Aller au contenu

Page:Voltaire - Œuvres complètes Garnier tome33.djvu/134

La bibliothèque libre.
Cette page a été validée par deux contributeurs.
116
CORRESPONDANCE.

117. — À M. THIERIOT.

À Forges, 5 août.

Il faut encore, mon cher Thieriot, que je passe ici douze jours. M. de Richelieu compte prendre des eaux ce temps-là, et je ne peux pas l’abandonner dans la douleur où il est ; pour moi, je ne prendrai plus d’eaux : elles me font beaucoup plus de mal qu’elles ne m’avaient fait de bien. Il y a plus de vitriol dans une bouteille d’eau de Forges que dans une bouteille d’encre, et, franchement, je ne crois pas l’encre trop bonne pour la santé. Je retournerai sûrement à la Rivière, quand M. de Richelieu partira de Forges. J’y retrouverai probablement quelques exemplaires de l’abbé de Chaulieu. Je vous donnerai les vers pour Mme la duchesse de Béthune, et vous montrerai un petit ouvrage[1] que j’ai déjà beaucoup avancé, et dont j’ose avoir bonne opinion, puisque l’impitoyable M. de Richelieu en est content. Vous ne me reverrez pas probablement avec une meilleure santé, mais sûrement avec la même amitié. Faites bien la cour à M. et à Mme de Bernières, et à tous ceux qui sont de la Rivière.



118. — À MADAME LA PRÉSIDENTE DE BERNIÈRES[2].

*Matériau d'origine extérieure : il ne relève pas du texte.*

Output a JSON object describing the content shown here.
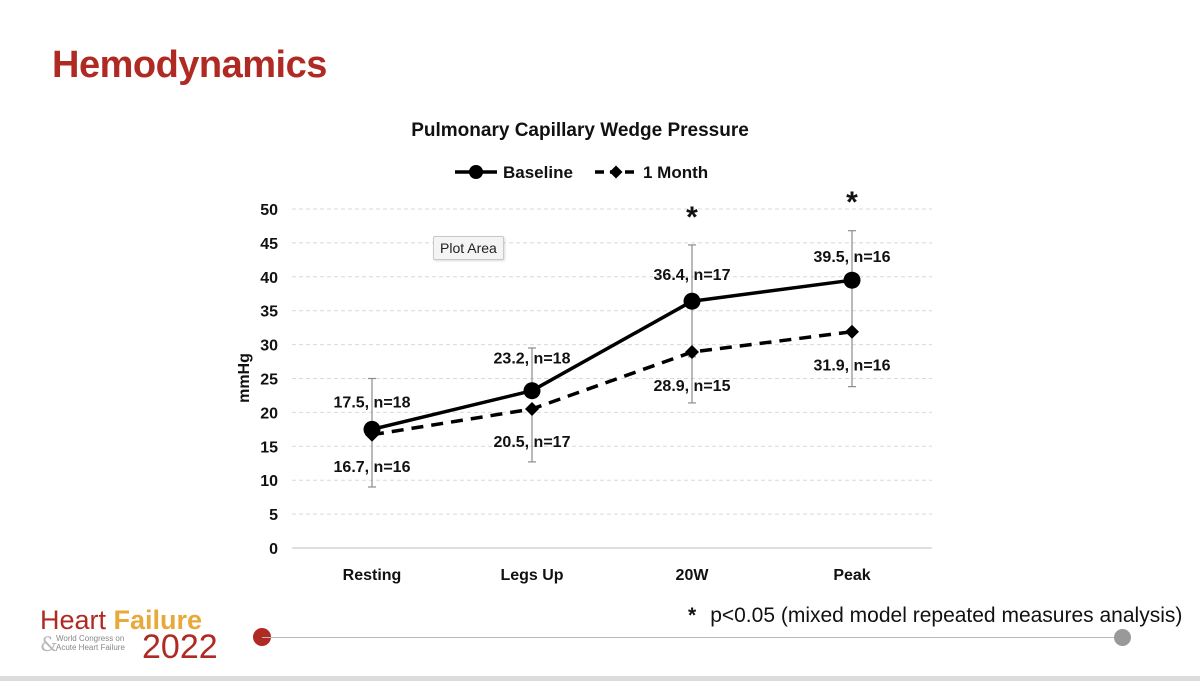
{
  "slide": {
    "title": "Hemodynamics",
    "tooltip": "Plot Area",
    "footnote_star": "*",
    "footnote_text": "p<0.05 (mixed model repeated measures analysis)"
  },
  "logo": {
    "word1": "Heart",
    "word2": "Failure",
    "subtitle_line1": "World Congress on",
    "subtitle_line2": "Acute Heart Failure",
    "year": "2022"
  },
  "colors": {
    "title_red": "#b02a24",
    "logo_gold": "#e8a93b",
    "series": "#000000"
  },
  "chart_data": {
    "type": "line",
    "title": "Pulmonary Capillary Wedge Pressure",
    "xlabel": "",
    "ylabel": "mmHg",
    "ylim": [
      0,
      50
    ],
    "yticks": [
      0,
      5,
      10,
      15,
      20,
      25,
      30,
      35,
      40,
      45,
      50
    ],
    "grid": "horizontal dashed",
    "legend": "top-center",
    "categories": [
      "Resting",
      "Legs Up",
      "20W",
      "Peak"
    ],
    "series": [
      {
        "name": "Baseline",
        "style": "solid",
        "marker": "circle",
        "values": [
          17.5,
          23.2,
          36.4,
          39.5
        ],
        "labels": [
          "17.5, n=18",
          "23.2, n=18",
          "36.4, n=17",
          "39.5, n=16"
        ],
        "error_low": [
          9.0,
          null,
          28.2,
          32.3
        ],
        "error_high": [
          25.0,
          29.5,
          44.7,
          46.8
        ]
      },
      {
        "name": "1 Month",
        "style": "dashed",
        "marker": "diamond",
        "values": [
          16.7,
          20.5,
          28.9,
          31.9
        ],
        "labels": [
          "16.7, n=16",
          "20.5, n=17",
          "28.9, n=15",
          "31.9, n=16"
        ],
        "error_low": [
          null,
          12.7,
          21.4,
          23.8
        ],
        "error_high": [
          null,
          null,
          null,
          null
        ]
      }
    ],
    "significance": [
      "",
      "",
      "*",
      "*"
    ]
  }
}
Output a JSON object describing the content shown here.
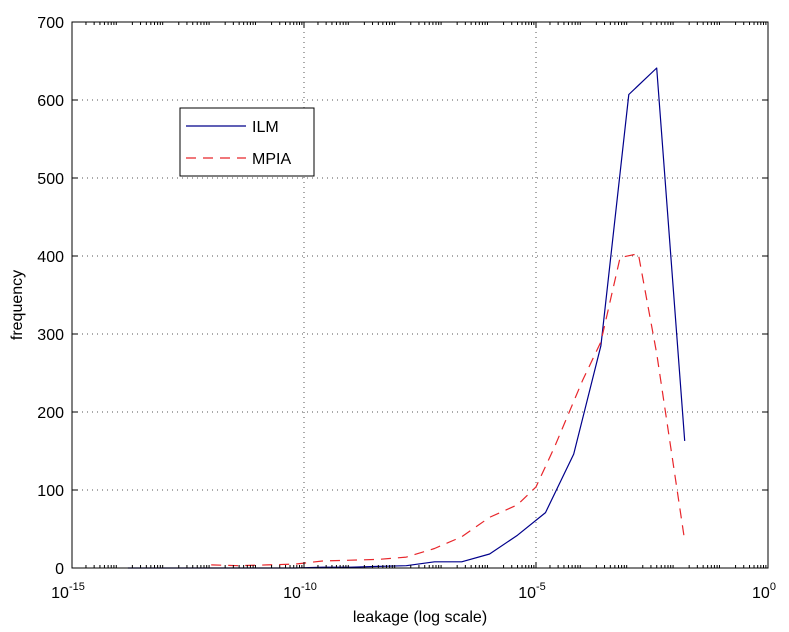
{
  "chart_data": {
    "type": "line",
    "xlabel": "leakage (log scale)",
    "ylabel": "frequency",
    "x_scale": "log",
    "xlim": [
      1e-15,
      1
    ],
    "ylim": [
      0,
      700
    ],
    "grid": true,
    "legend_position": "top-left",
    "x_ticks": [
      {
        "base": "10",
        "exp": "-15"
      },
      {
        "base": "10",
        "exp": "-10"
      },
      {
        "base": "10",
        "exp": "-5"
      },
      {
        "base": "10",
        "exp": "0"
      }
    ],
    "y_ticks": [
      "0",
      "100",
      "200",
      "300",
      "400",
      "500",
      "600",
      "700"
    ],
    "series": [
      {
        "name": "ILM",
        "color": "#00008b",
        "dash": "solid",
        "points": [
          [
            1.6e-14,
            0
          ],
          [
            6.5e-14,
            0
          ],
          [
            2.5e-13,
            0
          ],
          [
            1e-12,
            0
          ],
          [
            4e-12,
            0
          ],
          [
            1.6e-11,
            0
          ],
          [
            6.5e-11,
            0
          ],
          [
            2.5e-10,
            1
          ],
          [
            1e-09,
            1
          ],
          [
            4e-09,
            2
          ],
          [
            1.6e-08,
            3
          ],
          [
            6.5e-08,
            8
          ],
          [
            2.5e-07,
            8
          ],
          [
            1e-06,
            18
          ],
          [
            4e-06,
            42
          ],
          [
            1.6e-05,
            71
          ],
          [
            6.5e-05,
            146
          ],
          [
            0.00025,
            285
          ],
          [
            0.001,
            607
          ],
          [
            0.004,
            641
          ],
          [
            0.016,
            163
          ]
        ]
      },
      {
        "name": "MPIA",
        "color": "#e8262b",
        "dash": "dashed",
        "points": [
          [
            1e-12,
            4
          ],
          [
            4e-12,
            3
          ],
          [
            1.6e-11,
            4
          ],
          [
            6.5e-11,
            5
          ],
          [
            2.5e-10,
            9
          ],
          [
            1e-09,
            10
          ],
          [
            4e-09,
            11
          ],
          [
            1.6e-08,
            14
          ],
          [
            6.5e-08,
            25
          ],
          [
            2.5e-07,
            40
          ],
          [
            1e-06,
            65
          ],
          [
            4e-06,
            81
          ],
          [
            1e-05,
            104
          ],
          [
            2.5e-05,
            155
          ],
          [
            0.0001,
            240
          ],
          [
            0.00025,
            290
          ],
          [
            0.00065,
            398
          ],
          [
            0.0016,
            403
          ],
          [
            0.004,
            275
          ],
          [
            0.016,
            35
          ]
        ]
      }
    ]
  }
}
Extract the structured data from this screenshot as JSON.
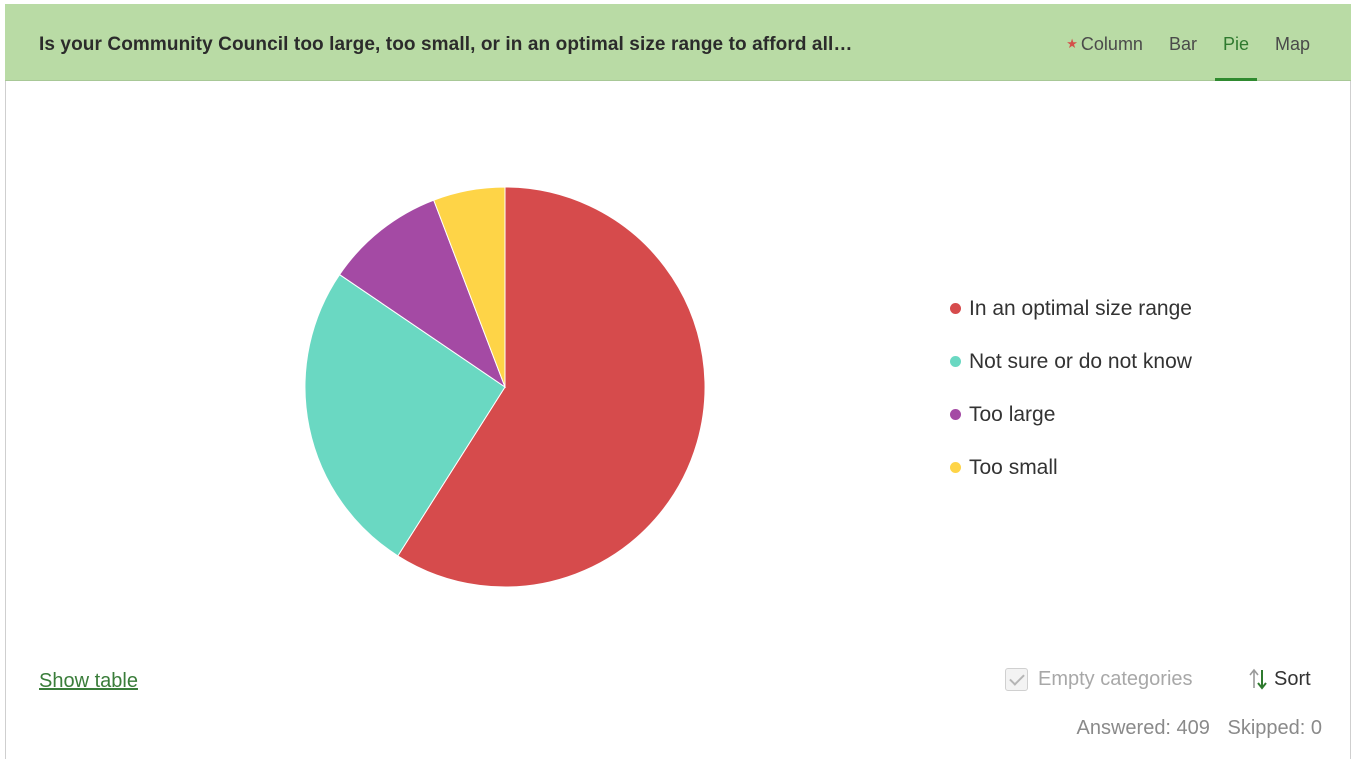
{
  "header": {
    "question": "Is your Community Council too large, too small, or in an optimal size range to afford all…",
    "tabs": [
      {
        "label": "Column",
        "starred": true,
        "active": false
      },
      {
        "label": "Bar",
        "starred": false,
        "active": false
      },
      {
        "label": "Pie",
        "starred": false,
        "active": true
      },
      {
        "label": "Map",
        "starred": false,
        "active": false
      }
    ]
  },
  "chart_data": {
    "type": "pie",
    "categories": [
      "In an optimal size range",
      "Not sure or do not know",
      "Too large",
      "Too small"
    ],
    "values": [
      59,
      25.5,
      9.7,
      5.8
    ],
    "colors": [
      "#d64b4c",
      "#6ad8c2",
      "#a44aa4",
      "#fed447"
    ],
    "legend_position": "right"
  },
  "footer": {
    "show_table": "Show table",
    "empty_categories": "Empty categories",
    "sort": "Sort",
    "answered": "Answered: 409",
    "skipped": "Skipped: 0"
  }
}
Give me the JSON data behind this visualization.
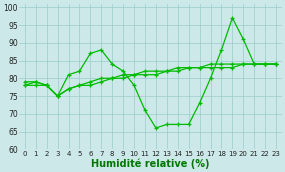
{
  "xlabel": "Humidité relative (%)",
  "bg_color": "#cce8e8",
  "grid_color": "#99cccc",
  "line_color": "#00bb00",
  "xlim": [
    -0.5,
    23.5
  ],
  "ylim": [
    60,
    101
  ],
  "yticks": [
    60,
    65,
    70,
    75,
    80,
    85,
    90,
    95,
    100
  ],
  "xticks": [
    0,
    1,
    2,
    3,
    4,
    5,
    6,
    7,
    8,
    9,
    10,
    11,
    12,
    13,
    14,
    15,
    16,
    17,
    18,
    19,
    20,
    21,
    22,
    23
  ],
  "series1": [
    78,
    79,
    78,
    75,
    81,
    82,
    87,
    88,
    84,
    82,
    78,
    71,
    66,
    67,
    67,
    67,
    73,
    80,
    88,
    97,
    91,
    84,
    84,
    84
  ],
  "series2": [
    78,
    78,
    78,
    75,
    77,
    78,
    79,
    80,
    80,
    81,
    81,
    82,
    82,
    82,
    83,
    83,
    83,
    84,
    84,
    84,
    84,
    84,
    84,
    84
  ],
  "series3": [
    79,
    79,
    78,
    75,
    77,
    78,
    78,
    79,
    80,
    80,
    81,
    81,
    81,
    82,
    82,
    83,
    83,
    83,
    83,
    83,
    84,
    84,
    84,
    84
  ],
  "xlabel_color": "#007700",
  "xlabel_fontsize": 7,
  "tick_fontsize": 5,
  "linewidth": 0.9,
  "marker_size": 3.5
}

À Forges, ce vendredi au soir.

Il ne faut pas trop compter sur nos projets ; notre marche est encore changée : nous partons mardi prochain, quinzième du mois, et nous arriverons le même jour à Paris. Je comptais bien assurément vous revoir à la Rivière et vous y amener M. le duc de Richelieu ; mais j’éprouve depuis longtemps une destinée maligne qui dérange tous mes projets. Vous voyez bien que mon goût ne décide point du tout de ma conduite, puisque je ne reviens point auprès de vous. J’étais si charmé de la vie que je menais à votre campagne que partout ailleurs je me croirai dans un monde étranger. Faites en sorte du moins que le démon, qui m’empêche de coucher mardi à la Rivière, ne me fasse point passer la nuit dans la rue à Paris. Écrivez, je vous en prie, à votre tapissier qu’il me tienne un lit prêt chez vous mardi, sans faute, soit dans votre appartement, soit dans celui de M. de Bernières.

  1. L’Indiscret, comédie ; voyez tome II, page 241.
  2. Éditeurs, de Cayrol et François.